IVC filter usage is on the decline after years of complaints from patients who have suffered from filters moving or breaking apart in their bodies. Researchers note that between 2009 and 2015, IVC filter utilization fell in the United States among private insurance patients and Medicare patients. Usage fell 26.6% and 36.3% among these groups respectively.
Medicare patients have IVC filter utilization rates that are much higher than private insurers at a rate of 149 per 100,000 beneficiaries. Private insurance has 30 per 100,000 beneficiaries as their rate.
Nationally, utilization for Medicare patients is 500% higher than private insurance utilization.
In five of seven states, IVC filter utilization rose for both Medicare and private insurance holders despite a national decline in usage. Usage varies from state-to-state, with New Jersey Medicare beneficiaries having the procedure at a rate of 251.3 per 100,000 beneficiaries and Alaska having a rate of 48.4 per 100,000 beneficiaries.
Private insurers experienced the highest rate of utilization in Michigan, which has 59.5 procedures per 100,000 beneficiaries. Oregon had the lowest utilization rate among private insurers at 10.8 procedures per 100,000 beneficiaries.

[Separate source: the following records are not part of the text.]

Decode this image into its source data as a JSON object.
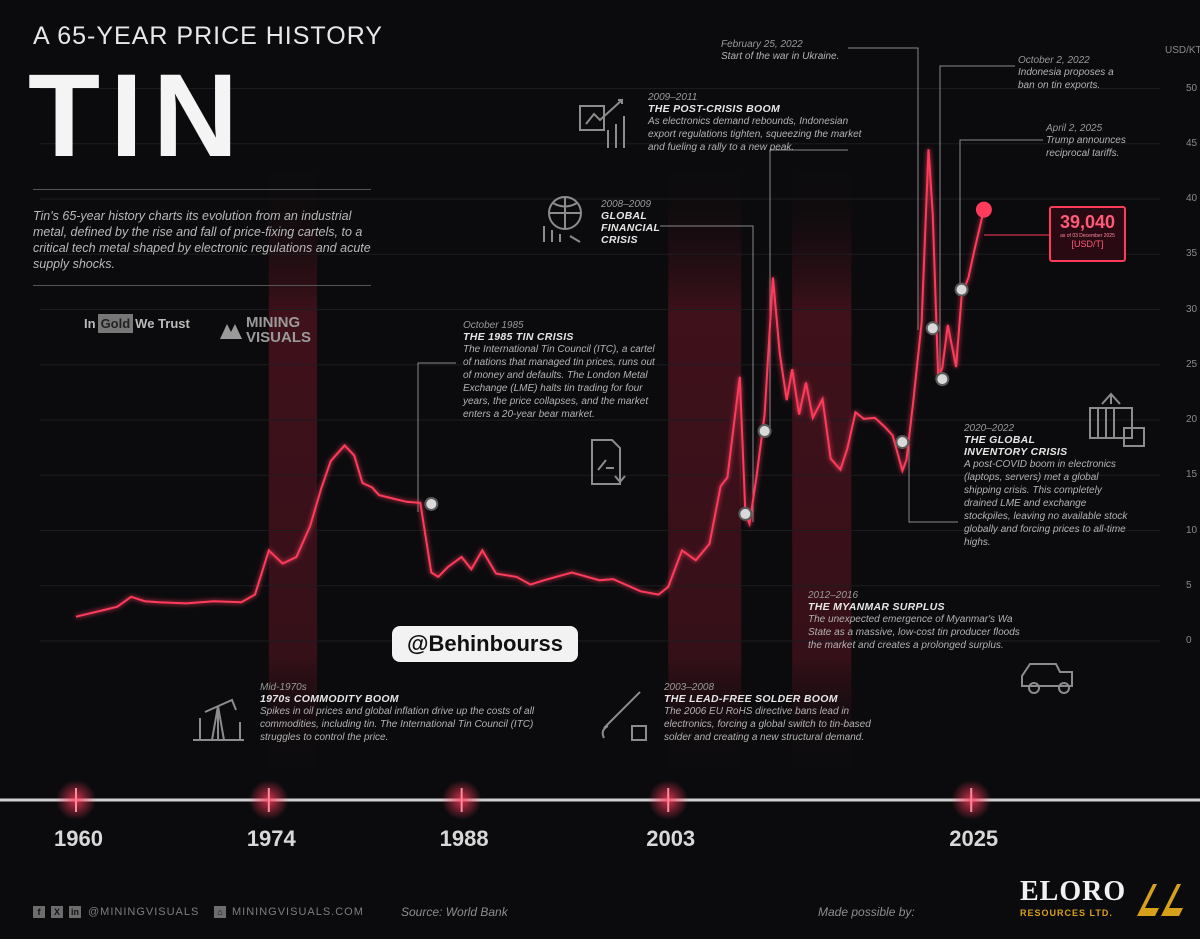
{
  "header": {
    "subtitle": "A 65-YEAR PRICE HISTORY",
    "title": "TIN",
    "intro": "Tin's 65-year history charts its evolution from an industrial metal, defined by the rise and fall of price-fixing cartels, to a critical tech metal shaped by electronic regulations and acute supply shocks."
  },
  "logos": {
    "in_gold_pre": "In",
    "in_gold_mid": "Gold",
    "in_gold_post": "We Trust",
    "mining_visuals_1": "MINING",
    "mining_visuals_2": "VISUALS"
  },
  "price_box": {
    "value": "39,040",
    "asof": "as of 03 December 2025",
    "unit": "[USD/T]"
  },
  "annotations": {
    "boom1970": {
      "date": "Mid-1970s",
      "head": "1970s COMMODITY BOOM",
      "body": "Spikes in oil prices and global inflation drive up the costs of all commodities, including tin. The International Tin Council (ITC) struggles to control the price."
    },
    "crisis1985": {
      "date": "October 1985",
      "head": "THE 1985 TIN CRISIS",
      "body": "The International Tin Council (ITC), a cartel of nations that managed tin prices, runs out of money and defaults. The London Metal Exchange (LME) halts tin trading for four years, the price collapses, and the market enters a 20-year bear market."
    },
    "solder": {
      "date": "2003–2008",
      "head": "THE LEAD-FREE SOLDER BOOM",
      "body": "The 2006 EU RoHS directive bans lead in electronics, forcing a global switch to tin-based solder and creating a new structural demand."
    },
    "gfc": {
      "date": "2008–2009",
      "head1": "GLOBAL",
      "head2": "FINANCIAL",
      "head3": "CRISIS"
    },
    "postcrisis": {
      "date": "2009–2011",
      "head": "THE POST-CRISIS BOOM",
      "body": "As electronics demand rebounds, Indonesian export regulations tighten, squeezing the market and fueling a rally to a new peak."
    },
    "myanmar": {
      "date": "2012–2016",
      "head": "THE MYANMAR SURPLUS",
      "body": "The unexpected emergence of Myanmar's Wa State as a massive, low-cost tin producer floods the market and creates a prolonged surplus."
    },
    "ukraine": {
      "date": "February 25, 2022",
      "body": "Start of the war in Ukraine."
    },
    "indonesia": {
      "date": "October 2, 2022",
      "body": "Indonesia proposes a ban on tin exports."
    },
    "tariffs": {
      "date": "April 2, 2025",
      "body": "Trump announces reciprocal tariffs."
    },
    "inventory": {
      "date": "2020–2022",
      "head1": "THE GLOBAL",
      "head2": "INVENTORY CRISIS",
      "body": "A post-COVID boom in electronics (laptops, servers) met a global shipping crisis. This completely drained LME and exchange stockpiles, leaving no available stock globally and forcing prices to all-time highs."
    }
  },
  "watermark": "@Behinbourss",
  "footer": {
    "handle": "@MININGVISUALS",
    "site": "MININGVISUALS.COM",
    "source": "Source: World Bank",
    "made_by": "Made possible by:",
    "sponsor": "ELORO",
    "sponsor_sub": "RESOURCES LTD."
  },
  "colors": {
    "line": "#ff3b5c",
    "band": "#7a1a2c",
    "background": "#0b0b0d",
    "sponsor_gold": "#d7a01b"
  },
  "chart_data": {
    "type": "line",
    "title": "TIN",
    "subtitle": "A 65-YEAR PRICE HISTORY",
    "ylabel": "USD/KT",
    "ylim": [
      0,
      50
    ],
    "yticks": [
      0,
      5,
      10,
      15,
      20,
      25,
      30,
      35,
      40,
      45,
      50
    ],
    "xlim": [
      1960,
      2026
    ],
    "xticks": [
      1960,
      1974,
      1988,
      2003,
      2025
    ],
    "series": [
      {
        "x": [
          1960,
          1962,
          1963,
          1964,
          1965,
          1966,
          1968,
          1970,
          1972,
          1973,
          1974,
          1975,
          1976,
          1977,
          1977.8,
          1978.5,
          1979.5,
          1980.2,
          1980.8,
          1981.5,
          1982,
          1983,
          1984,
          1985,
          1985.8,
          1986.3,
          1987,
          1988,
          1988.7,
          1989.5,
          1990.5,
          1992,
          1993,
          1994,
          1996,
          1998,
          1999,
          2001,
          2002.3,
          2003,
          2004,
          2005,
          2006,
          2006.8,
          2007.3,
          2008.2,
          2008.6,
          2008.9,
          2009.4,
          2010,
          2010.6,
          2011.1,
          2011.6,
          2012,
          2012.5,
          2013,
          2013.5,
          2014.2,
          2014.8,
          2015.5,
          2016,
          2016.6,
          2017.2,
          2018,
          2018.7,
          2019.3,
          2020,
          2020.3,
          2020.8,
          2021.4,
          2021.9,
          2022.2,
          2022.6,
          2022.9,
          2023.3,
          2023.9,
          2024.3,
          2024.8,
          2025.2,
          2025.92
        ],
        "y": [
          2.2,
          2.8,
          3.1,
          4.0,
          3.6,
          3.5,
          3.4,
          3.6,
          3.5,
          4.2,
          8.2,
          7.0,
          7.6,
          10.4,
          13.8,
          16.3,
          17.7,
          16.8,
          14.3,
          13.9,
          13.2,
          12.9,
          12.6,
          12.5,
          6.2,
          5.8,
          6.7,
          7.6,
          6.5,
          8.2,
          6.1,
          5.8,
          5.1,
          5.5,
          6.2,
          5.5,
          5.6,
          4.5,
          4.2,
          4.9,
          8.2,
          7.3,
          8.8,
          14.0,
          14.8,
          23.9,
          11.5,
          10.6,
          14.8,
          20.5,
          32.9,
          26.0,
          21.8,
          24.6,
          20.5,
          23.4,
          20.2,
          21.9,
          16.5,
          15.5,
          17.4,
          20.7,
          20.1,
          20.2,
          19.4,
          18.6,
          15.4,
          16.4,
          21.8,
          28.8,
          44.5,
          38.7,
          23.9,
          24.7,
          28.6,
          24.8,
          31.2,
          32.9,
          35.2,
          39.04
        ]
      }
    ],
    "markers": [
      {
        "x": 1985.8,
        "y": 12.4
      },
      {
        "x": 2008.6,
        "y": 11.5
      },
      {
        "x": 2010.0,
        "y": 19.0
      },
      {
        "x": 2020.0,
        "y": 18.0
      },
      {
        "x": 2022.2,
        "y": 28.3
      },
      {
        "x": 2022.9,
        "y": 23.7
      },
      {
        "x": 2024.3,
        "y": 31.8
      }
    ],
    "current": {
      "x": 2025.92,
      "y": 39.04,
      "label": "39,040"
    },
    "highlight_bands": [
      [
        1974,
        1977.5
      ],
      [
        2003,
        2008.3
      ],
      [
        2012,
        2016.3
      ]
    ],
    "annotations": [
      "1970s COMMODITY BOOM",
      "THE 1985 TIN CRISIS",
      "THE LEAD-FREE SOLDER BOOM",
      "GLOBAL FINANCIAL CRISIS",
      "THE POST-CRISIS BOOM",
      "THE MYANMAR SURPLUS",
      "THE GLOBAL INVENTORY CRISIS"
    ]
  }
}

IVC filter usage is on the decline due to high risks associated with the procedure and overuse in the past. Filters are now only recommended in the most extreme cases due to the high risks they pose to patients. Some of the devices have not been able to be removed, causing significant danger to patients.
The devices have been promoted as being “retrievable” in the past, but when doctors attempt to remove them, it becomes a challenging or impossible task.
Device migration, filter fracture, filter perforation and detachment of the device’s components are all risks that patients face. Device retrieval fails in about 2% of patients, leaving the patient with no means of safe retrieval in many circumstances. Between 2005 and 2010, the FDA received over 900 reports of adverse events relating to IVC filters.